For the iPhone 12, Apple has gone for “Super Retina XDR” OLED screens across its entire range, not just the higher-end models, and the devices also support video capture in up to 4K resolution.

The introduction of MagSafe magnet technology, which was previously only found on MacBooks, allows for charging via a magnetic disc attached to the back of the iPhone. Alongside this Apple introduced a new MagSafe Duo charging pad, which allows a user to charge both their iPhone and an Apple Watch at the same time.

The camera specifications have been improved across the board, including better low-light performance and upgraded Night Mode photography capabilities, while video can now also be recorded in high-quality HDR and Dolby Vision for the first time.

The company also confirmed rumours that it will not include a charging brick or headphones in the package, citing environmental concerns and the fact that most consumers will already have these accessories from their older models.

This move has received criticism for not coming with a price decrease despite the elimination of these components, although reports from industry insiders suggest that the 5G chips included in the new phones have pushed the cost of manufacturing up by at least $75 (£58).

Apple also expanded its smart speaker range at the event with a new, smaller and cheaper version of its HomePod that could compete with Google’s Nest Mini and Amazon’s Echo dot.

The new HomePod mini will cost £99 and includes the same voice control features as the full-size HomePod, carried out through virtual assistant, Siri. At just under 8.5cm tall, the device boasts a new Intercom system which allows users to send voice messages from one HomePod to another around a home, as well as to other Apple devices such as the iPhone, Apple Watch and AirPods.

A hand-off feature also enables iPhone users to bring their smartphone close to the HomePod to hand over audio playing on the phone to the speaker.

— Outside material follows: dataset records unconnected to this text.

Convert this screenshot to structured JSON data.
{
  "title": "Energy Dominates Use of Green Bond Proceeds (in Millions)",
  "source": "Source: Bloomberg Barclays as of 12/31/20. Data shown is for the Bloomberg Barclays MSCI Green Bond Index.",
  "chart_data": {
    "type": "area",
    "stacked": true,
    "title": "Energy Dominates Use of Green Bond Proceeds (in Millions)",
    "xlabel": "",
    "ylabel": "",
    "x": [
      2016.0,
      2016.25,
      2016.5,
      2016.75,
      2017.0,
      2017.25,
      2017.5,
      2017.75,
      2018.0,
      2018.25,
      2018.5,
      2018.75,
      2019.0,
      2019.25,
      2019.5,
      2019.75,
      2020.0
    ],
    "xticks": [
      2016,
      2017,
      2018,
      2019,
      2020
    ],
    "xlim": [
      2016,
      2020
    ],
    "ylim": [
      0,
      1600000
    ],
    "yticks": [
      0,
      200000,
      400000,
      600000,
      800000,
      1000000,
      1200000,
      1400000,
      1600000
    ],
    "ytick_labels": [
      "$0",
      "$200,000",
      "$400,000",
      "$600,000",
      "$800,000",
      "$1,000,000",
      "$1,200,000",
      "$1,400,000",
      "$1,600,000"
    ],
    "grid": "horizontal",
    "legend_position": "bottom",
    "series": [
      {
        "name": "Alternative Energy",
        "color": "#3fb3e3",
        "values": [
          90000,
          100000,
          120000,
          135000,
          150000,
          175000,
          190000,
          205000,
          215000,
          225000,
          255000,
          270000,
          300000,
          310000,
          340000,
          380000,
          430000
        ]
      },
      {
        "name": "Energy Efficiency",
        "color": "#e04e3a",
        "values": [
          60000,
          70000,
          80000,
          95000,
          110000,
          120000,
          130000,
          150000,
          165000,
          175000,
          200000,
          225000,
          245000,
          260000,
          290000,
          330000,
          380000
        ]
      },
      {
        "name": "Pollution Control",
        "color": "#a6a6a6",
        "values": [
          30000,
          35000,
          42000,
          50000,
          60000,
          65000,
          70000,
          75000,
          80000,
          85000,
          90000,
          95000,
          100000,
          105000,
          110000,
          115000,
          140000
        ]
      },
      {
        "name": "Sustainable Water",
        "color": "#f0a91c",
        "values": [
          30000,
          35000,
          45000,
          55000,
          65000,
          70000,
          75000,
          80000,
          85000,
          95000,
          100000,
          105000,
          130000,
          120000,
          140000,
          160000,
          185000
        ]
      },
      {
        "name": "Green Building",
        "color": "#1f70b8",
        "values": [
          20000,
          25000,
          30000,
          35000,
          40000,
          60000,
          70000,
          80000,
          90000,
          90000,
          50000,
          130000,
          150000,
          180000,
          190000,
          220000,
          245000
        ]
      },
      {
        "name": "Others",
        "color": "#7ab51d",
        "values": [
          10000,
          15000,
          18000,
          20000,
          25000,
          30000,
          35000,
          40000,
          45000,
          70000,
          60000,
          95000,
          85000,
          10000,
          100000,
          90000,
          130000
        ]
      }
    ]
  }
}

Several mini units can also be paired together around the home and play audio in multiple rooms, while placing two HomePod mini speakers in the same room will create a stereo pairing.

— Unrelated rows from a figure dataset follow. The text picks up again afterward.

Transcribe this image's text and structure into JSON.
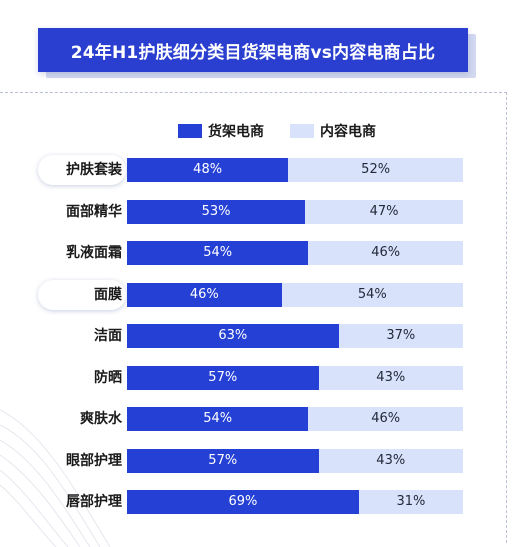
{
  "header": {
    "title": "24年H1护肤细分类目货架电商vs内容电商占比"
  },
  "chart_data": {
    "type": "bar",
    "orientation": "horizontal",
    "stacked": "percent",
    "title": "24年H1护肤细分类目货架电商vs内容电商占比",
    "categories": [
      "护肤套装",
      "面部精华",
      "乳液面霜",
      "面膜",
      "洁面",
      "防晒",
      "爽肤水",
      "眼部护理",
      "唇部护理"
    ],
    "series": [
      {
        "name": "货架电商",
        "color": "#2540d4",
        "values": [
          48,
          53,
          54,
          46,
          63,
          57,
          54,
          57,
          69
        ]
      },
      {
        "name": "内容电商",
        "color": "#d9e2fb",
        "values": [
          52,
          47,
          46,
          54,
          37,
          43,
          46,
          43,
          31
        ]
      }
    ],
    "data_label_format": "{v}%",
    "highlighted_categories": [
      "护肤套装",
      "面膜"
    ],
    "legend_position": "top",
    "grid": false
  }
}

Ru Bhikha, mobiles expert at Uswitch.com said that bringing 5G technology to the iPhone 12 is likely to make many more people aware of the new network standard.

“Before this launch, 16 per cent of consumers said they were planning to upgrade to a 5G smartphone in the next year,” he said. “The industry will be hoping that this iPhone will spur thousands more people to make the leap to 5G.”

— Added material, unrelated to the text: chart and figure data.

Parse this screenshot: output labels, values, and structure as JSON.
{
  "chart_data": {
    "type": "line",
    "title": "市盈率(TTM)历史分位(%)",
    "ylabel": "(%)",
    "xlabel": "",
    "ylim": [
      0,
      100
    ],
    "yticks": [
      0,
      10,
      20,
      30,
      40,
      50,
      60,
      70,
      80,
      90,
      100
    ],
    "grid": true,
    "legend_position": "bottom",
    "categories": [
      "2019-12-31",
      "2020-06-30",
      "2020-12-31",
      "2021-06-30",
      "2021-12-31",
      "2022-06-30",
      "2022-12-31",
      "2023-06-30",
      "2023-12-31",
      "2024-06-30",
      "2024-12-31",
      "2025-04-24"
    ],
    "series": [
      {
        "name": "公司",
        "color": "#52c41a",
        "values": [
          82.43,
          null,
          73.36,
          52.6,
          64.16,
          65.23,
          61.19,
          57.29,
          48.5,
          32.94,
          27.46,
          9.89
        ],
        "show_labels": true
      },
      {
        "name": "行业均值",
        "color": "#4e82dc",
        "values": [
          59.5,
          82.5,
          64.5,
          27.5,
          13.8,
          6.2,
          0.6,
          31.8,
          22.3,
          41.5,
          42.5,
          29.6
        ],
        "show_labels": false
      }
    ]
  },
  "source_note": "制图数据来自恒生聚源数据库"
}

Ben Wood, chief of research at CCS Insight, agreed that Apple’s embrace of the technology was a crucial landmark in the rollout of 5G: “Although 5G devices have been available from pretty much every other smartphone-maker for over a year, there’s a strong argument that this line-up of 5G-enabled iPhones will be the market-maker for the technology,” he said.

“Inevitably, the iPhone 12 will mark the real start of 5G for the consumer mass market.”

“Samsung and several Android phone-makers may have had an 18-month head start, but the limitations of early 5G devices, coupled with the time needed to expand network coverage, have meant momentum is still building. Apple is following its playbook by timing this launch for when the market is ready, rather than the technology.”